As for further recommendations, this is what may be suggested:

  1. Weight control. Check your BMI (body mass index) online. I suggest a diet low in wheat, and rich in raw foods (especially greens). There are many popular diets – but a low carb diet is essential both for weight control and managing insulin levels which are often fragile in individuals with PCOS.
  2. Daily aerobic exercise is very important in cases of PCOS both for physical and mental health. An hour a day is ideal.
  3. Supplements. There are specific supplements of benefit to women with PCOS – particularly Inositol. Inositol is a vitamin-like substance that naturally helps restore insulin function at a cellular level. It can help with regulating periods, with fertility and weight loss. Extra folic acid (1 – 2 mg per day) is also recommended. There are many supplements on the market, or you can ask your pharmacist or health store specialist for help. The usual recommended dose of Inositol is 4 g per day.

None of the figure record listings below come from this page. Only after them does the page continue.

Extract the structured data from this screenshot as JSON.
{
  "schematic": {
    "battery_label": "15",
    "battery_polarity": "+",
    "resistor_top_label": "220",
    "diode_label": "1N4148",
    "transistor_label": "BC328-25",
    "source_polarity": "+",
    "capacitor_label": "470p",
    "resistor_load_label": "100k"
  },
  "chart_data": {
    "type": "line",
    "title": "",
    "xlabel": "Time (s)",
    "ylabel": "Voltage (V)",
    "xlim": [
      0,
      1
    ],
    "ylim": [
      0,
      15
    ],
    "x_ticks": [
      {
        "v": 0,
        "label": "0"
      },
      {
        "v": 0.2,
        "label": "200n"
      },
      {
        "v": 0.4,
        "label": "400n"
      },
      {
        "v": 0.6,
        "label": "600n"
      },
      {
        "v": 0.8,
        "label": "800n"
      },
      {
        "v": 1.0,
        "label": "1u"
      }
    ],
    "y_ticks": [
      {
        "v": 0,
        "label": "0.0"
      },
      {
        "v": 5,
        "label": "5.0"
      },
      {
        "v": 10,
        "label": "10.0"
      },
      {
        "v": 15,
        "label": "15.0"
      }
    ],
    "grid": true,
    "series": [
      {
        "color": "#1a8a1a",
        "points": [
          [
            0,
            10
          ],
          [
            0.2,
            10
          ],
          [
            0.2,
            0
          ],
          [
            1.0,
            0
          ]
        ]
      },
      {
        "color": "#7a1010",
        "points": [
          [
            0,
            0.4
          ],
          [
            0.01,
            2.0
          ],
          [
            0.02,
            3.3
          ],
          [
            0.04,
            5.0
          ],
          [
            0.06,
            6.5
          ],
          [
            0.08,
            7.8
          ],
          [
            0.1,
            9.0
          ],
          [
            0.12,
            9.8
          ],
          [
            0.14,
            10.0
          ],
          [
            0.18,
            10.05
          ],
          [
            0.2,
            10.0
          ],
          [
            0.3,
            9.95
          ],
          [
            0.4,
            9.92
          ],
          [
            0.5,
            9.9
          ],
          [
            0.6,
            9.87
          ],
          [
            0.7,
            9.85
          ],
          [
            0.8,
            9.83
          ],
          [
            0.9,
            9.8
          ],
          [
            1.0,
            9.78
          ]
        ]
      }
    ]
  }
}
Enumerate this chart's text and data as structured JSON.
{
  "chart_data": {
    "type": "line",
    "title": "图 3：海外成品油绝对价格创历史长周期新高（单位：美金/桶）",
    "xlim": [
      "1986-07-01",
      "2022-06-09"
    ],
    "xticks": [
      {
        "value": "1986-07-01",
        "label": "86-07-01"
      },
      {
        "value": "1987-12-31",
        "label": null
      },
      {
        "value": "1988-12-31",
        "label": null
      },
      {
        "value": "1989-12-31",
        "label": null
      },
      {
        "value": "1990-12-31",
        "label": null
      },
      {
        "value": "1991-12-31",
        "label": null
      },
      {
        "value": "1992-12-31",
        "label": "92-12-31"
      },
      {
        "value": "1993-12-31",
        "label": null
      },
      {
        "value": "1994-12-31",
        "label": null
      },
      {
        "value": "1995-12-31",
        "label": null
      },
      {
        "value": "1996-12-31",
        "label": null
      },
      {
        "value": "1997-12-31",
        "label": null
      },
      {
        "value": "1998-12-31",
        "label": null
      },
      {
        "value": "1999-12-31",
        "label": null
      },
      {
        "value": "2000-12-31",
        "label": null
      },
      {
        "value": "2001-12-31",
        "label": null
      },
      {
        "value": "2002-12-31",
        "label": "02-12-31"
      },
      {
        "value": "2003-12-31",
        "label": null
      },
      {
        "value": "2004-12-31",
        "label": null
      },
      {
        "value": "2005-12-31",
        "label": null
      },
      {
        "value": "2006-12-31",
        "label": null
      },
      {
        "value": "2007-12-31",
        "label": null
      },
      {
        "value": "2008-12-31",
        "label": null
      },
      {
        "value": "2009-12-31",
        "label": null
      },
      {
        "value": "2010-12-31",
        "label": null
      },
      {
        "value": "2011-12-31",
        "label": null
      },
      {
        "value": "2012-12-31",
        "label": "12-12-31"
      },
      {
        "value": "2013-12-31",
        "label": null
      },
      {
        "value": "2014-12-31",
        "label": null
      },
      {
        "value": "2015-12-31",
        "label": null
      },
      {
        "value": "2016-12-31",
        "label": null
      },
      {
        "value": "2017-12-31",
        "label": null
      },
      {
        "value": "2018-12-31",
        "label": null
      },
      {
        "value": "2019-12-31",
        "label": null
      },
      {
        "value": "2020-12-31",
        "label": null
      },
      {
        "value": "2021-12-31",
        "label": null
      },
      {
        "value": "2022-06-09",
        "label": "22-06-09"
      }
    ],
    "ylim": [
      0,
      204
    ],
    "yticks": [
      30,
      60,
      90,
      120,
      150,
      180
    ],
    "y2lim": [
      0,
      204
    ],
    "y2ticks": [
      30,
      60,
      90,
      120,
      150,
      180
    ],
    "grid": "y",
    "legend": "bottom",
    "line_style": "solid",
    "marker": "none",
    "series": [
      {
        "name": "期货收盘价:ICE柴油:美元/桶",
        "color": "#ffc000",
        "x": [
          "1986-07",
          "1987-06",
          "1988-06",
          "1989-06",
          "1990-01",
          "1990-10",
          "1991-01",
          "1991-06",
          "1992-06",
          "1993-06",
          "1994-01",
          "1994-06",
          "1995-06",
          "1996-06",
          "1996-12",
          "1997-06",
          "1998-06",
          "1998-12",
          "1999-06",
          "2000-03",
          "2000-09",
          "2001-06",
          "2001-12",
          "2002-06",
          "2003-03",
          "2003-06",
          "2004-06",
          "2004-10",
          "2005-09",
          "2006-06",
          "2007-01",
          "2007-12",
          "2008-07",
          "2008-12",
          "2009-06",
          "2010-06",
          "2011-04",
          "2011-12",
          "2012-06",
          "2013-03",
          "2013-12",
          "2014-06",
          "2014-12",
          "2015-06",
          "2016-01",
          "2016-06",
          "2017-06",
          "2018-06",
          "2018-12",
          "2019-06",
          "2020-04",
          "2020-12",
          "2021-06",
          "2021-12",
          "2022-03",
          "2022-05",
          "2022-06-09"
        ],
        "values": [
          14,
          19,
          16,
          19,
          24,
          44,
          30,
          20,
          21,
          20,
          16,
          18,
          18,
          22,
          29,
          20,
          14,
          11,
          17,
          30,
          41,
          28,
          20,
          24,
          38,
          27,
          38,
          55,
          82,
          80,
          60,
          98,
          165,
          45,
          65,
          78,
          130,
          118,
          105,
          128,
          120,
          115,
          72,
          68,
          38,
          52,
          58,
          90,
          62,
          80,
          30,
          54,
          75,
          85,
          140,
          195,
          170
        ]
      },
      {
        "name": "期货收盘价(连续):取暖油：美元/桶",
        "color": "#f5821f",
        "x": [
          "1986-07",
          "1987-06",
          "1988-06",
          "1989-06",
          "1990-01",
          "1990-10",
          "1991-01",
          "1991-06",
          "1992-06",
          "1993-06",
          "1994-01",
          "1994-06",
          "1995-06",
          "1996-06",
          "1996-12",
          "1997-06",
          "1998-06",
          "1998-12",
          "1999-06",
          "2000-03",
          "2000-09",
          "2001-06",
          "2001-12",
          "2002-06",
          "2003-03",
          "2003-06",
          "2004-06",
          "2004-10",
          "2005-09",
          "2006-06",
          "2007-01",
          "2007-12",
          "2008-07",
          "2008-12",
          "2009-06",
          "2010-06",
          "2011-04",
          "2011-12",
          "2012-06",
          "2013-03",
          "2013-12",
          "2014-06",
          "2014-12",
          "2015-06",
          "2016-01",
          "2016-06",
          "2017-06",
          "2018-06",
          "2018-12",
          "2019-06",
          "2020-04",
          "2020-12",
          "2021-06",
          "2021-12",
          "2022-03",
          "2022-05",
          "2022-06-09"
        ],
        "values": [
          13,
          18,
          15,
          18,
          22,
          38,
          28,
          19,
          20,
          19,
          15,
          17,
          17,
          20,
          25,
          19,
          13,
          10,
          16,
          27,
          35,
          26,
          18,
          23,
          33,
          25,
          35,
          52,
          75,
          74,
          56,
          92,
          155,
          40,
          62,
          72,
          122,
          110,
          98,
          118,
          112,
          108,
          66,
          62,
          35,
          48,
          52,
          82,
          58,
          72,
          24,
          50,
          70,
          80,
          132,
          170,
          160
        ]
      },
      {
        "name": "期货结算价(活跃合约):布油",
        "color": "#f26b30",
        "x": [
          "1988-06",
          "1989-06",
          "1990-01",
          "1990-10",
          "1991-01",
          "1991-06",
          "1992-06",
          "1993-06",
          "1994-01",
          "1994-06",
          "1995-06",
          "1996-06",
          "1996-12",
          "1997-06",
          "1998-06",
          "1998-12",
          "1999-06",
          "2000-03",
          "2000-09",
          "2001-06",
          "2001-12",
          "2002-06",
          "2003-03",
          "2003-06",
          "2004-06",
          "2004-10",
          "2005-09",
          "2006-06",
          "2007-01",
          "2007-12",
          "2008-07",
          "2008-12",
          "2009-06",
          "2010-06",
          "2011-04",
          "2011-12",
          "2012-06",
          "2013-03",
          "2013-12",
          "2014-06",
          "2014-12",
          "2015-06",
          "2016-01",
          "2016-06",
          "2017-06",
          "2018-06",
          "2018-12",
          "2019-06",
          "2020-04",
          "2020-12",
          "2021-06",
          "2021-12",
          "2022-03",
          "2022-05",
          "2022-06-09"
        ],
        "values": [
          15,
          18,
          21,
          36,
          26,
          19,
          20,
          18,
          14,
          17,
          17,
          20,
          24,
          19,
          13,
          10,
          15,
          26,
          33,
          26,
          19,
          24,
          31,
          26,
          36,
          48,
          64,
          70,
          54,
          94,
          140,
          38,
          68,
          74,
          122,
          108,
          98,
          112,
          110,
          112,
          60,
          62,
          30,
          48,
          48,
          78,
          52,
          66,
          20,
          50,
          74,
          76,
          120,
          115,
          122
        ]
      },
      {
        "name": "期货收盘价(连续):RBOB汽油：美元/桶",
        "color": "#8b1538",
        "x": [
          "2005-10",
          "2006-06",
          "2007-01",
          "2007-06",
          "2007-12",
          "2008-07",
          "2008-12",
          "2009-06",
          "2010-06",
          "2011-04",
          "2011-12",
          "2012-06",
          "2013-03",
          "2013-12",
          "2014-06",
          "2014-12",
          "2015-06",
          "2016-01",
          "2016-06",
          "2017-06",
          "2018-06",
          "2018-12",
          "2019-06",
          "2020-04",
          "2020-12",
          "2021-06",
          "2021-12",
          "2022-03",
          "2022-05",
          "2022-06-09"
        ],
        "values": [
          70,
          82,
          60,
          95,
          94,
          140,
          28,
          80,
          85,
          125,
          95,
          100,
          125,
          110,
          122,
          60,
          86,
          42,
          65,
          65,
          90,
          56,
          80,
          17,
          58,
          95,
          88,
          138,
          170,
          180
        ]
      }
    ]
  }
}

  4. Ovulation Induction for anovulation and irregular periods. Once you are trying to conceive – you may need ovulation induction. However, that is another subject. In the meantime it is important for you to have some progesterone exposure. If natural methods do not result in regulating your cycles, your doctor may recommend intermittent doses of Progesterone or the birth control pill. This would be to keep your uterus healthy, and prevent unexpected, very heavy bleeding. It should be noted that women with PCOS appear to be at increased risk for DVT (deep vein thrombosis) while on the birth control pill. So this would be an important subject to discuss with your doctor. An extra advantage of the pill is that it can help with skin problems.
  5. Medications. Metformin is a drug which is commonly used in PCOS. Detailed discussion about this is beyond the scope of my answer.

Overall, the good news is that in most cases women with PCOS are able to have healthy babies. Addressing your PCOS early on is responsible and ideal.